Logistic regression analysis was used to estimate the odds ratios (OR) with 95% confidence intervals (CI) for the association between excessive fatigue and each predictor. Predictor variables were explored continuously wherever possible in logistic regressions, as continuous variables are preferred to retain as much information and statistical power as possible [63]. Categorical versions of variables were also analyzed and reported in all but the final model, as categorical variables are commonly reported and lend themselves to straightforward interpretation [63]. For continuous variables, the OR indicates the change in odds for each unit increase in the continuous variable. ORs for those reporting more severe symptoms, for example, may be considerably higher than the OR appears as reported.

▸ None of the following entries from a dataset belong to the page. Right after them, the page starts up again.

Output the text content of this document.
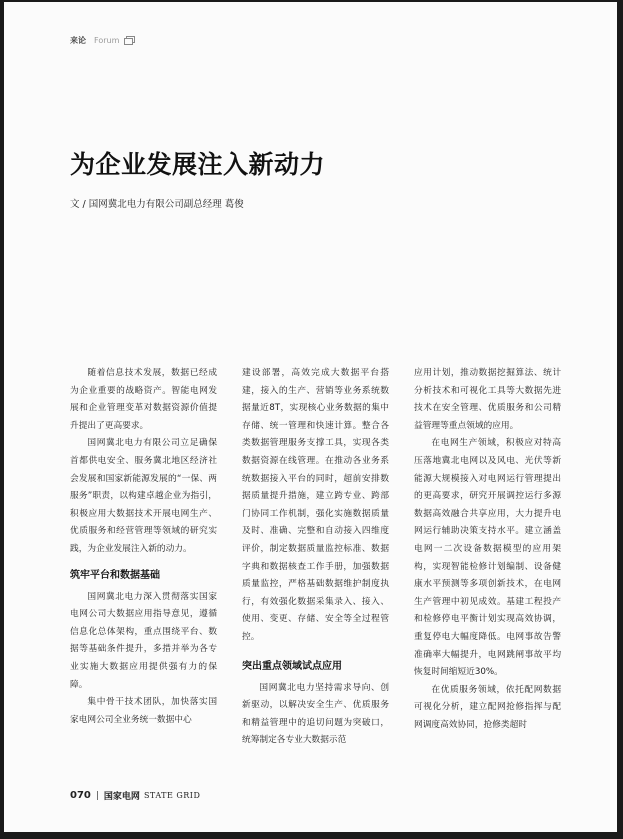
来论 Forum
为企业发展注入新动力
文 / 国网冀北电力有限公司副总经理 葛俊

随着信息技术发展，数据已经成为企业重要的战略资产。智能电网发展和企业管理变革对数据资源价值提升提出了更高要求。

国网冀北电力有限公司立足确保首都供电安全、服务冀北地区经济社会发展和国家新能源发展的“一保、两服务”职责，以构建卓越企业为指引，积极应用大数据技术开展电网生产、优质服务和经营管理等领域的研究实践，为企业发展注入新的动力。

筑牢平台和数据基础

国网冀北电力深入贯彻落实国家电网公司大数据应用指导意见，遵循信息化总体架构，重点围绕平台、数据等基础条件提升，多措并举为各专业实施大数据应用提供强有力的保障。

集中骨干技术团队，加快落实国家电网公司全业务统一数据中心

建设部署，高效完成大数据平台搭建，接入的生产、营销等业务系统数据量近8T，实现核心业务数据的集中存储、统一管理和快速计算。整合各类数据管理服务支撑工具，实现各类数据资源在线管理。在推动各业务系统数据接入平台的同时，超前安排数据质量提升措施，建立跨专业、跨部门协同工作机制，强化实施数据质量及时、准确、完整和自动接入四维度评价，制定数据质量监控标准、数据字典和数据核查工作手册，加强数据质量监控，严格基础数据维护制度执行，有效强化数据采集录入、接入、使用、变更、存储、安全等全过程管控。

突出重点领域试点应用

国网冀北电力坚持需求导向、创新驱动，以解决安全生产、优质服务和精益管理中的追切问题为突破口，统筹制定各专业大数据示范

应用计划，推动数据挖掘算法、统计分析技术和可视化工具等大数据先进技术在安全管理、优质服务和公司精益管理等重点领域的应用。

在电网生产领域，积极应对特高压落地冀北电网以及风电、光伏等新能源大规模接入对电网运行管理提出的更高要求，研究开展调控运行多源数据高效融合共享应用，大力提升电网运行辅助决策支持水平。建立涵盖电网一二次设备数据模型的应用架构，实现智能检修计划编制、设备健康水平预测等多项创新技术，在电网生产管理中初见成效。基建工程投产和检修停电平衡计划实现高效协调，重复停电大幅度降低。电网事故告警准确率大幅提升，电网跳闸事故平均恢复时间缩短近30%。

在优质服务领域，依托配网数据可视化分析，建立配网抢修指挥与配网调度高效协同，抢修类超时

070 | 国家电网 STATE GRID
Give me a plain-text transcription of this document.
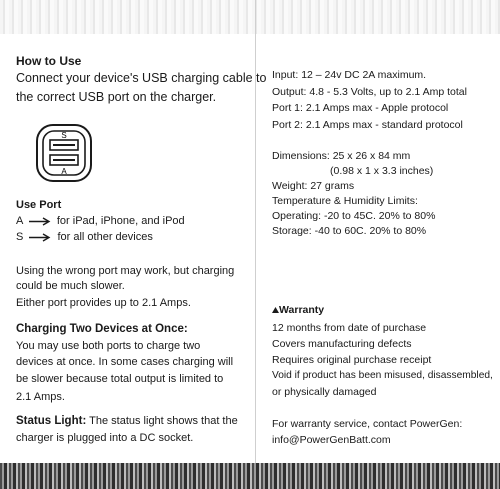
How to Use
Connect your device's USB charging cable to
the correct USB port on the charger.
S
A
Use Port
A	for iPad, iPhone, and iPod
S	for all other devices
Using the wrong port may work, but charging
could be much slower.
Either port provides up to 2.1 Amps.
Charging Two Devices at Once:
You may use both ports to charge two
devices at once. In some cases charging will
be slower because total output is limited to
2.1 Amps.
Status Light: The status light shows that the
charger is plugged into a DC socket.
Input: 12 – 24v DC 2A maximum.
Output: 4.8 - 5.3 Volts, up to 2.1 Amp total
Port 1: 2.1 Amps max - Apple protocol
Port 2: 2.1 Amps max - standard protocol
Dimensions: 25 x 26 x 84 mm
(0.98 x 1 x 3.3 inches)
Weight: 27 grams
Temperature & Humidity Limits:
Operating: -20 to 45C. 20% to 80%
Storage: -40 to 60C. 20% to 80%
Warranty
12 months from date of purchase
Covers manufacturing defects
Requires original purchase receipt
Void if product has been misused, disassembled,
or physically damaged
For warranty service, contact PowerGen:
info@PowerGenBatt.com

We first ran crude analyses to estimate the association between excessive fatigue and each predictor individually. We then ran a model (Model 1) adjusting for age, sex, children at home and average hours worked per week for each predictor variable. We then retained the continuous versions of the variables for the final model (Model 2), except for sleep duration which remained categorized. SWD was not included in Model 2 because SWD’s criteria include insomnia and excessive sleepiness, two variables that were already included in the analysis. Additionally, MSI comprised all pain variables, and therefore could not be analyzed simultaneously with pain variables by body region in Model 2. MSI was therefore analyzed in a separate regression model that excluded the pain variables by body region but was otherwise identical. In Model 2 and the separate model for MSI, all variables were adjusted for each other as well as the demographic variables. The variables in Model 2 included: demographics (age, sex, children at home, average hours worked per week), pain (either by body region or MSI), sleep duration, insomnia, sleepiness, anxiety, depression, number of nights worked in the past year and number of quick returns in the past year.

Logistic regression analyses were checked for significance and goodness of fit, Nagelkerke R square was calculated, and outliers were retained (S9S11 Files). Multicollinearity was assessed via variance inflation factor (VIF), no multicollinearity was found (S4 File). Model 2’s linearity of continuous variables with respect to the logit of the dependent variable was assessed (S1 and S3 Files). All statistical analyses were conducted in SPSS version 28 and Stata version 17. The threshold for statistical significance was set at p<0.05.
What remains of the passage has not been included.